Walking along the paths which lead on for miles, we come every few hundred yards on another hamlet of a few houses. Some of these are evidently new and freshly decorated, while others are abandoned, and a heap of broken household objects is lying on the ground, showing that the death of one of the village elders has caused it to be deserted. As the evening approaches, the life becomes more active, fires are kindled, and the natives busy themselves cooking and eating food. In the dancing season, towards dusk, groups of men and women foregather, singing, dancing, and beating drums.

When we approach the natives closer and scan their personal appearance, we are struck—if we compare them with their Western neighbours—by the extreme lightness of their skin, their sturdy, even lumpy stature, and a sort of soft, almost effete general impression which their physique produces. Their fat, broad faces, their squashed noses, and frequently oblique eyes, make them appear quaint and grotesque rather than impressively savage. Their hair, not so woolly as that of the pure Papuans, nor growing into the enormous halo of the Motuans, is worn in big mops, which they often cut at the sides so as to give the head an oblong, almost cylindrical shape. Their manner is shy and diffident, but not unfriendly—rather smiling and almost servile, in very great contrast to the morose Papuan, or the unfriendly, reserved South Coast Mailu or Aroma. On the whole, they give at first approach not so much the impression of wild savages as of smug and self-satisfied bourgeois.

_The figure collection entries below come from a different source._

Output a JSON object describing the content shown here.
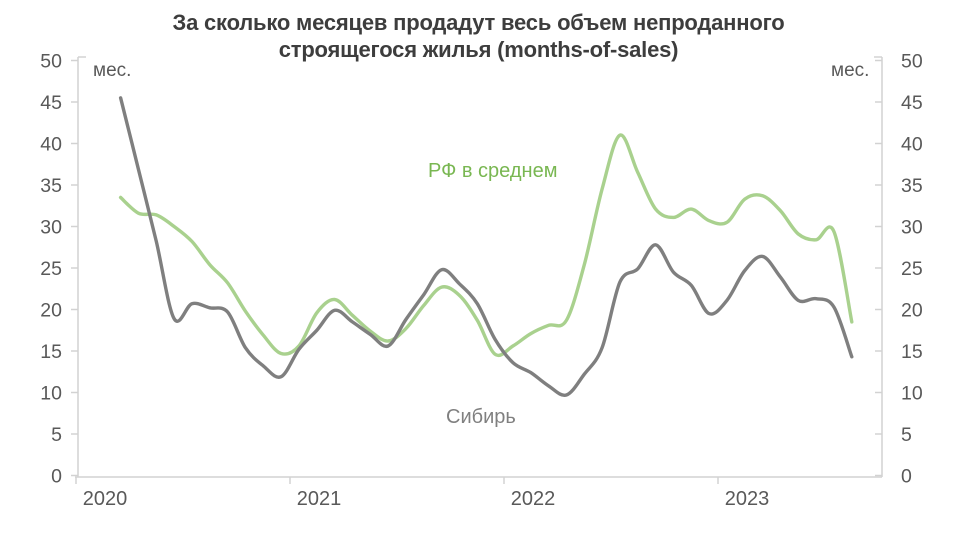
{
  "chart_data": {
    "type": "line",
    "title": "За сколько месяцев продадут весь объем непроданного строящегося жилья (months-of-sales)",
    "title_lines": {
      "line1": "За сколько месяцев продадут весь объем непроданного",
      "line2": "строящегося жилья (months-of-sales)"
    },
    "y_axis": {
      "label_left": "мес.",
      "label_right": "мес.",
      "min": 0,
      "max": 50,
      "step": 5,
      "tick_labels": [
        "0",
        "5",
        "10",
        "15",
        "20",
        "25",
        "30",
        "35",
        "40",
        "45",
        "50"
      ],
      "tick_color": "#595959",
      "axis_color": "#d2d2d2"
    },
    "x_axis": {
      "tick_labels": [
        "2020",
        "2021",
        "2022",
        "2023"
      ],
      "tick_color": "#595959",
      "axis_color": "#d2d2d2"
    },
    "grid": false,
    "legend_position": "inline-labels",
    "months": [
      "2020-03",
      "2020-04",
      "2020-05",
      "2020-06",
      "2020-07",
      "2020-08",
      "2020-09",
      "2020-10",
      "2020-11",
      "2020-12",
      "2021-01",
      "2021-02",
      "2021-03",
      "2021-04",
      "2021-05",
      "2021-06",
      "2021-07",
      "2021-08",
      "2021-09",
      "2021-10",
      "2021-11",
      "2021-12",
      "2022-01",
      "2022-02",
      "2022-03",
      "2022-04",
      "2022-05",
      "2022-06",
      "2022-07",
      "2022-08",
      "2022-09",
      "2022-10",
      "2022-11",
      "2022-12",
      "2023-01",
      "2023-02",
      "2023-03",
      "2023-04",
      "2023-05",
      "2023-06",
      "2023-07",
      "2023-08"
    ],
    "series": [
      {
        "name": "РФ в среднем",
        "color": "#a9d18e",
        "label_color": "#79b752",
        "smooth": true,
        "values": [
          33.5,
          31.6,
          31.4,
          30.0,
          28.2,
          25.4,
          23.2,
          19.8,
          16.9,
          14.7,
          15.6,
          19.6,
          21.2,
          19.3,
          17.4,
          16.2,
          17.7,
          20.5,
          22.7,
          21.7,
          18.7,
          14.6,
          15.6,
          17.1,
          18.1,
          18.7,
          25.4,
          34.5,
          41.0,
          36.5,
          32.1,
          31.1,
          32.1,
          30.7,
          30.5,
          33.3,
          33.7,
          31.9,
          29.1,
          28.4,
          29.4,
          18.5
        ]
      },
      {
        "name": "Сибирь",
        "color": "#7f7f7f",
        "label_color": "#808080",
        "smooth": true,
        "values": [
          45.5,
          36.9,
          28.2,
          18.9,
          20.7,
          20.2,
          19.7,
          15.4,
          13.2,
          11.9,
          15.2,
          17.5,
          19.9,
          18.5,
          17.0,
          15.6,
          18.8,
          21.8,
          24.8,
          23.1,
          20.7,
          16.4,
          13.6,
          12.4,
          10.8,
          9.7,
          12.2,
          15.4,
          23.3,
          24.9,
          27.8,
          24.5,
          22.9,
          19.5,
          21.1,
          24.7,
          26.4,
          23.9,
          21.1,
          21.3,
          20.3,
          14.3
        ]
      }
    ]
  }
}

Their ornaments are much less elaborate and more toned down than those of their Western neighbours. Belts and armlets plaited of a dark brown fern vine, small red shell disks and turtle shell rings as ear ornaments are the only permanent, every-day decorations worn. Like all Melanesians of Eastern New Guinea, they are quite cleanly in their persons, and a personal approach to them does not offend any of our senses. They are very fond of red hibiscus flowers stuck in their hair, of scented flower wreaths on their head, of aromatic leaves thrust into their belts and armlets. Their grand, festive head-dress is extremely modest compared with the enormous erections of feathers used by the Western tribes, and consists mainly of a round halo of white cockatoo feathers stuck into their hair (see [Plate V] and [VI]).

In olden days, before the advent of white men, these pleasant, apparently effete people were inveterate cannibals and head-hunters, and in their large war-canoes they carried on treacherous, cruel raids, falling upon sleeping villages, killing man, woman and child, and feasting on their bodies. The attractive stone circles in their villages were associated with their cannibal feasts.[6]

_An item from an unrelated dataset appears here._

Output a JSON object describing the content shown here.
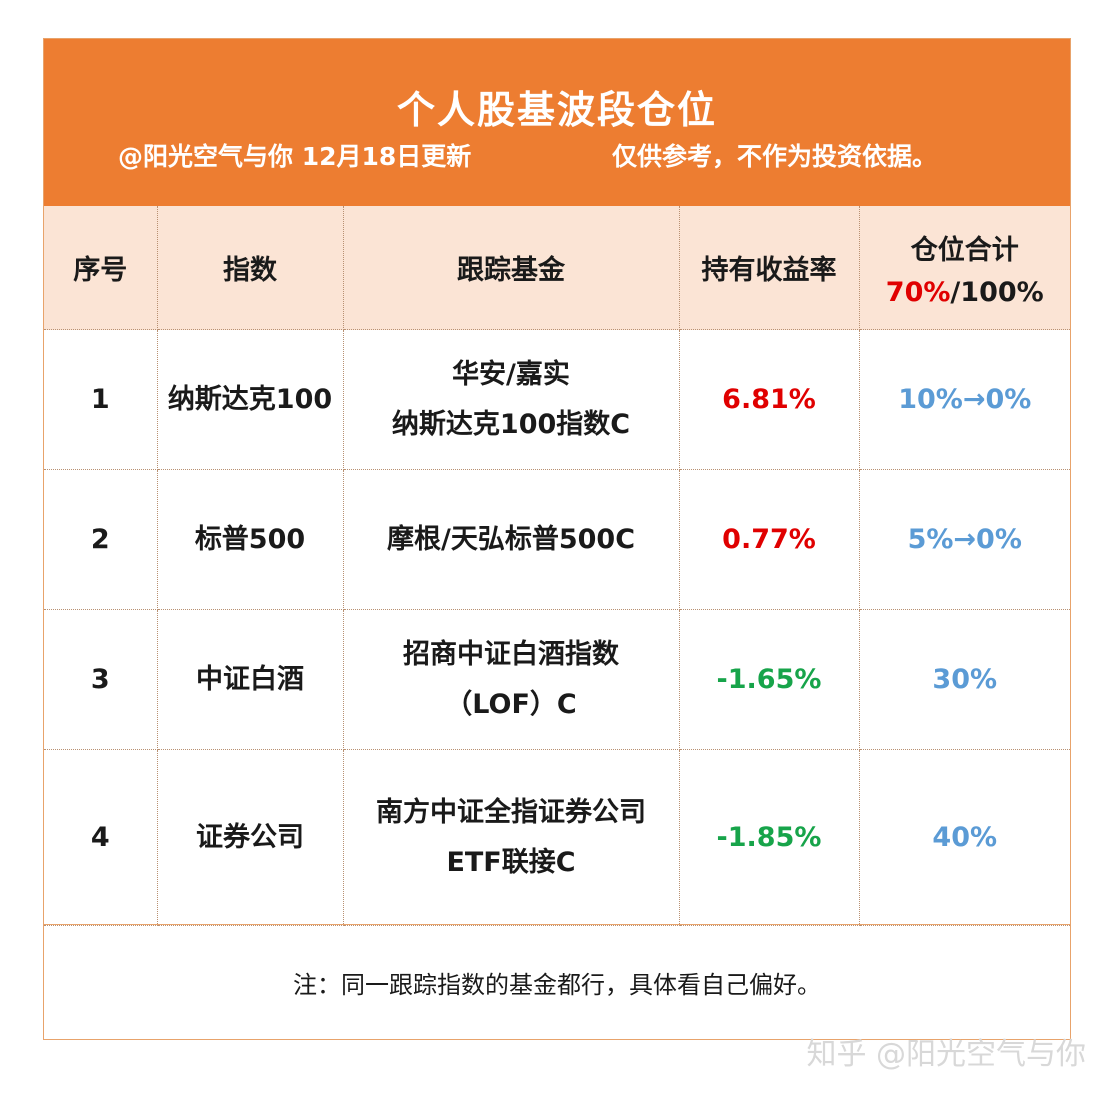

The traveller, who could settle down in one of their villages and remain there sufficiently long to study their habits and enter into their tribal life, would soon be struck by the absence of a well recognised general authority. In this, however, the natives resemble not only the other Western Melanesians of New Guinea, but also the natives of the Melanesian Archipelago. The authority in the Southern Massim tribe, as in many others, is vested in the village elders. In each hamlet the eldest man has a position of personal influence and power, and these collectively would in all cases represent the tribe and carry out and enforce their decisions—always arrived at in strict accord with tribal tradition.

Deeper sociological study would reveal the characteristic totemism of these natives, and also the matrilineal construction of their society. Descent, inheritance, and social position follow the female line—a man always belongs to his mother’s totemic division and local group, and inherits from his mother’s brother. Women also enjoy a very independent position, and are exceedingly well treated, and in tribal and festive affairs they play a prominent part (see Plates [V] and [VI]). Some women, even, owing to their magical powers, wield a considerable influence.[7]

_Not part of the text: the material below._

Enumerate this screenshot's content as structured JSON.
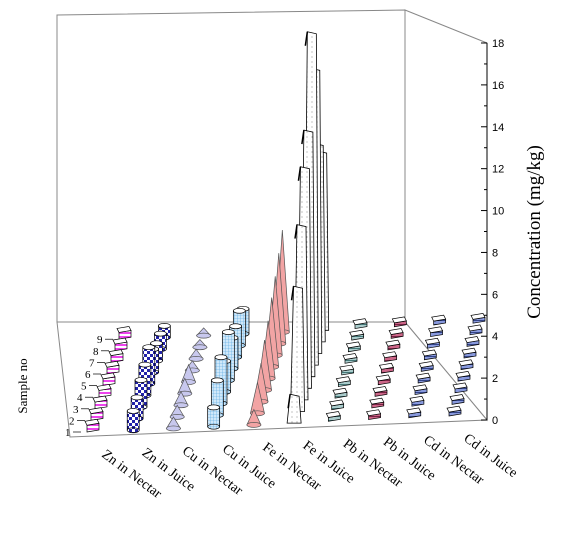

The sexual life of these natives is extremely lax. Even when we remember the very free standard of sex morals in the Melanesian tribes of New Guinea, such as the Motu or the Mailu, we still find these natives exceedingly loose in such matters. Certain reserves and appearances which are usually kept up in other tribes, are here completely abandoned. As is probably the case in many communities where sex morals are lax, there is a complete absence of unnatural practices and sex perversions. Marriage is concluded as the natural end of a long and lasting liaison.[8]

These natives are efficient and industrious manufacturers, and great traders. They own large sea-going canoes, which, however, they do not manufacture themselves, but which they import from the Northern Massim district, or from Panayati. Another feature of their culture, which we shall meet again, consists of their big feasts, called So’i (see Plates [V] and [VI]), associated with mortuary celebrations and with a special mortuary taboo called gwara. In the big inter-tribal trading of the Kula, these feasts play a considerable rôle.

This general, and necessarily somewhat superficial description, is meant to give the reader a definite impression of these tribes, provide them, so to speak, with a physiognomy, rather than to give a full account of their tribal constitution. For this the reader is referred to Professor C. G. Seligman’s treatise, our main source of knowledge on the Melanesians of New Guinea. The above sketch refers to what Professor Seligman calls the Southern Massim, or more exactly to the portion marked off in the Ethnographic sketch [Map No. III] as “V, the Southern Massim”—the inhabitants of the Easternmost mainland and the adjacent archipelago.